Yesterday I bought The Library of America copy of Howard Phillips Lovecraft’s Tales, a collection of 22 of Mr. Lovecraft’s most famous stories. The whole collection was selected by Peter Straub, an appropriate individual for the job, if I may say so myself (Mr. Straub also wrote the notes for the collection). It was this collection, several years back now (when I was in college) that first introduced me to H. P. Lovecraft. Much like Everything is Illuminated I found Tales while I was shelving some books, and thought “why not?” A good choice all around.
I have long been a fan of what is considered horror or dark fiction. As a child (I’m sure of mentioned this before) I was particularly fond of John Bellairs who wrote startlingly creepy books for children and young adults. As I got older I moved on to Stephen King (who I know I have mentioned as probably my favorite living writer).
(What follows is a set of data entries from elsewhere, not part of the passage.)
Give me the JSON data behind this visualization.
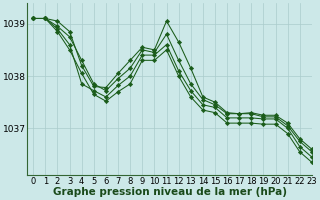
{
  "bg_color": "#cce8e8",
  "grid_color": "#aacccc",
  "line_color": "#1a5c1a",
  "marker_color": "#1a5c1a",
  "xlabel": "Graphe pression niveau de la mer (hPa)",
  "xlabel_fontsize": 7.5,
  "tick_fontsize": 6,
  "ytick_fontsize": 6.5,
  "xlim": [
    -0.5,
    23
  ],
  "ylim": [
    1036.1,
    1039.4
  ],
  "yticks": [
    1037,
    1038,
    1039
  ],
  "xticks": [
    0,
    1,
    2,
    3,
    4,
    5,
    6,
    7,
    8,
    9,
    10,
    11,
    12,
    13,
    14,
    15,
    16,
    17,
    18,
    19,
    20,
    21,
    22,
    23
  ],
  "series": [
    [
      1039.1,
      1039.1,
      1039.05,
      1038.85,
      1038.2,
      1037.8,
      1037.78,
      1038.05,
      1038.3,
      1038.55,
      1038.5,
      1039.05,
      1038.65,
      1038.15,
      1037.6,
      1037.5,
      1037.3,
      1037.28,
      1037.3,
      1037.25,
      1037.25,
      1037.1,
      1036.8,
      1036.6
    ],
    [
      1039.1,
      1039.1,
      1038.95,
      1038.75,
      1038.3,
      1037.85,
      1037.72,
      1037.95,
      1038.15,
      1038.5,
      1038.45,
      1038.8,
      1038.3,
      1037.85,
      1037.55,
      1037.45,
      1037.28,
      1037.28,
      1037.28,
      1037.22,
      1037.22,
      1037.05,
      1036.75,
      1036.55
    ],
    [
      1039.1,
      1039.1,
      1038.9,
      1038.6,
      1037.85,
      1037.72,
      1037.6,
      1037.82,
      1038.0,
      1038.4,
      1038.4,
      1038.6,
      1038.1,
      1037.72,
      1037.45,
      1037.4,
      1037.2,
      1037.2,
      1037.2,
      1037.18,
      1037.18,
      1037.0,
      1036.65,
      1036.45
    ],
    [
      1039.1,
      1039.1,
      1038.85,
      1038.5,
      1038.05,
      1037.65,
      1037.52,
      1037.7,
      1037.85,
      1038.3,
      1038.3,
      1038.5,
      1038.0,
      1037.6,
      1037.35,
      1037.3,
      1037.1,
      1037.1,
      1037.1,
      1037.08,
      1037.08,
      1036.9,
      1036.55,
      1036.35
    ]
  ]
}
I have also long been a fan of Edgar Allen Poe, whom the inside cover of Tales‘ notes as having been a direct predecessor to H. P. Lovecraft’s dark works.
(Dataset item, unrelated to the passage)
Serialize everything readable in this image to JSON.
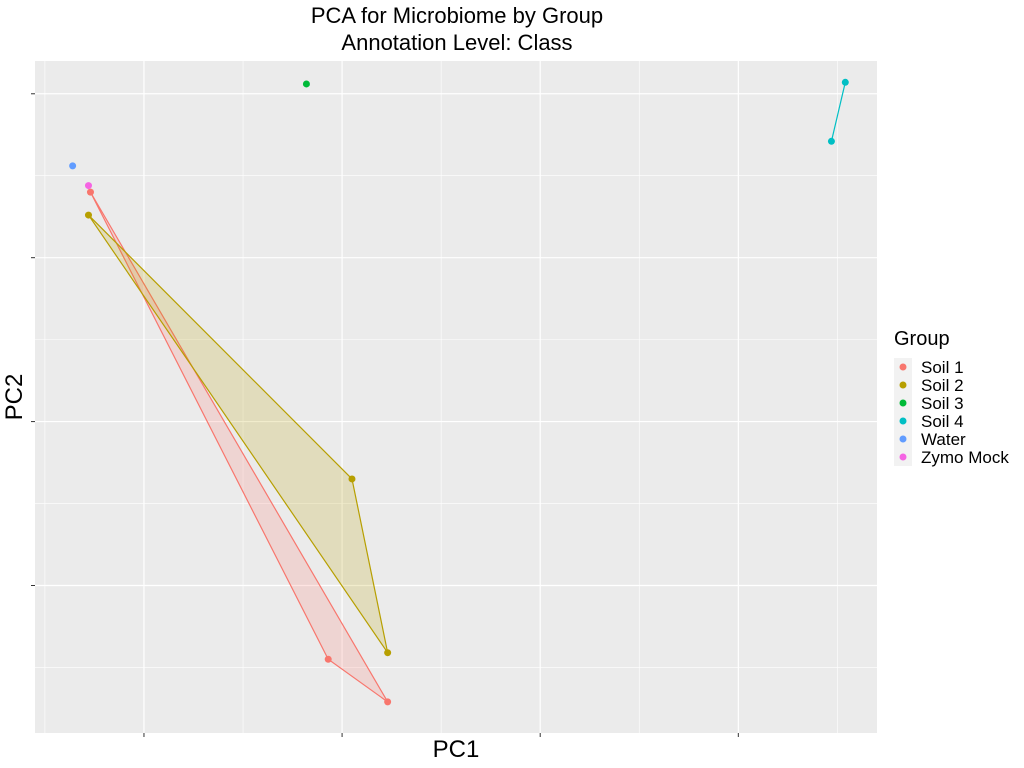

There is much in Lovecraft’s works to admire. He had an uncanny knack at creating a sense of uncertainty. Most of his stories rely on at best a questionable narrator, if not one who is outright unreliable due to the possibility of insanity or some other degree of derangement. While I read some of the stories last night I thought of this fact. As the reader, the audience of the story, it is hard to determine the truth in what the narrators give. You want to believe it because it is what you are provided in the story, and yet these narrators often admit to having slipped into madness and insanity due to the horrors they encountered and often what they describe is too strikingly absurd to truly believe. It is a wonderful conflict which Mr. Lovecraft created.
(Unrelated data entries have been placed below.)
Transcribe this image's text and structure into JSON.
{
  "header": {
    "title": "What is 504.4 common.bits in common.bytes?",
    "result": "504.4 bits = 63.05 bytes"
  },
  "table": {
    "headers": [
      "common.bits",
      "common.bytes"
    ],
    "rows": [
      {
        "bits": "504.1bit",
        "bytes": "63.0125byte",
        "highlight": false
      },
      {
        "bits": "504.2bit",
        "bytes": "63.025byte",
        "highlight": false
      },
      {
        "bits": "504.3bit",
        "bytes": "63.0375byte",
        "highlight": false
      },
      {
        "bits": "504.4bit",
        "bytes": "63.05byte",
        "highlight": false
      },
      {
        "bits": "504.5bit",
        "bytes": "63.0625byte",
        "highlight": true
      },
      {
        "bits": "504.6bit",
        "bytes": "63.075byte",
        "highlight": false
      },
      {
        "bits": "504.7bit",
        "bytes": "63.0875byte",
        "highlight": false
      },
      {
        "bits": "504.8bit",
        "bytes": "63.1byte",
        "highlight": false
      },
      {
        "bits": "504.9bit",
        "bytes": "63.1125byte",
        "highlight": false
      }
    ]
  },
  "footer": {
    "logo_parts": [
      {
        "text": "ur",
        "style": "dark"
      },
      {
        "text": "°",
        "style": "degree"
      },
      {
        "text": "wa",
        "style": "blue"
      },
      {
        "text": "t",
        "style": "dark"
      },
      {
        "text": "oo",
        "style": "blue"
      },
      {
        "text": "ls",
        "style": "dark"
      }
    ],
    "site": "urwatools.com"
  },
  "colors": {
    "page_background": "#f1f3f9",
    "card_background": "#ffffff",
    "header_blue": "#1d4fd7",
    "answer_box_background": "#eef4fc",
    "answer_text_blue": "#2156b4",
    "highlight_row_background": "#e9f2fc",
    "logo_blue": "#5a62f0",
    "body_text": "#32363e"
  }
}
Then again there is his mythos, the vast dark stories of beings of immense power, which have influenced a great number of other writers since. The Lovecraft Mythos creates a world in which we are all unfortunate victims to the whims of beings so vastly more powerful than ourselves and beyond anything we possess the capacity to understand. These are ancient creatures that lack any regard to the suffering or needs of humanity, they exist for their own timeless purposes and we just happen to occasionally get in their way. They are incomprehensible monsters and yet they have the amazing ability to fascinate us, to make us want to understand even a mote point about them.
The sad thing about H. P. Lovecraft is that he died at a rather young age (he was only 46 years old). One can only imagine that if he had lived longer he might have had the chance to created even more strange dark tales, as well as expand further upon his mythos. Alas it is not so, and we must make do with those works that he created. If you are looking for eerie, dark tales, of the things that go bump in the night, then Lovecraft is an essential read.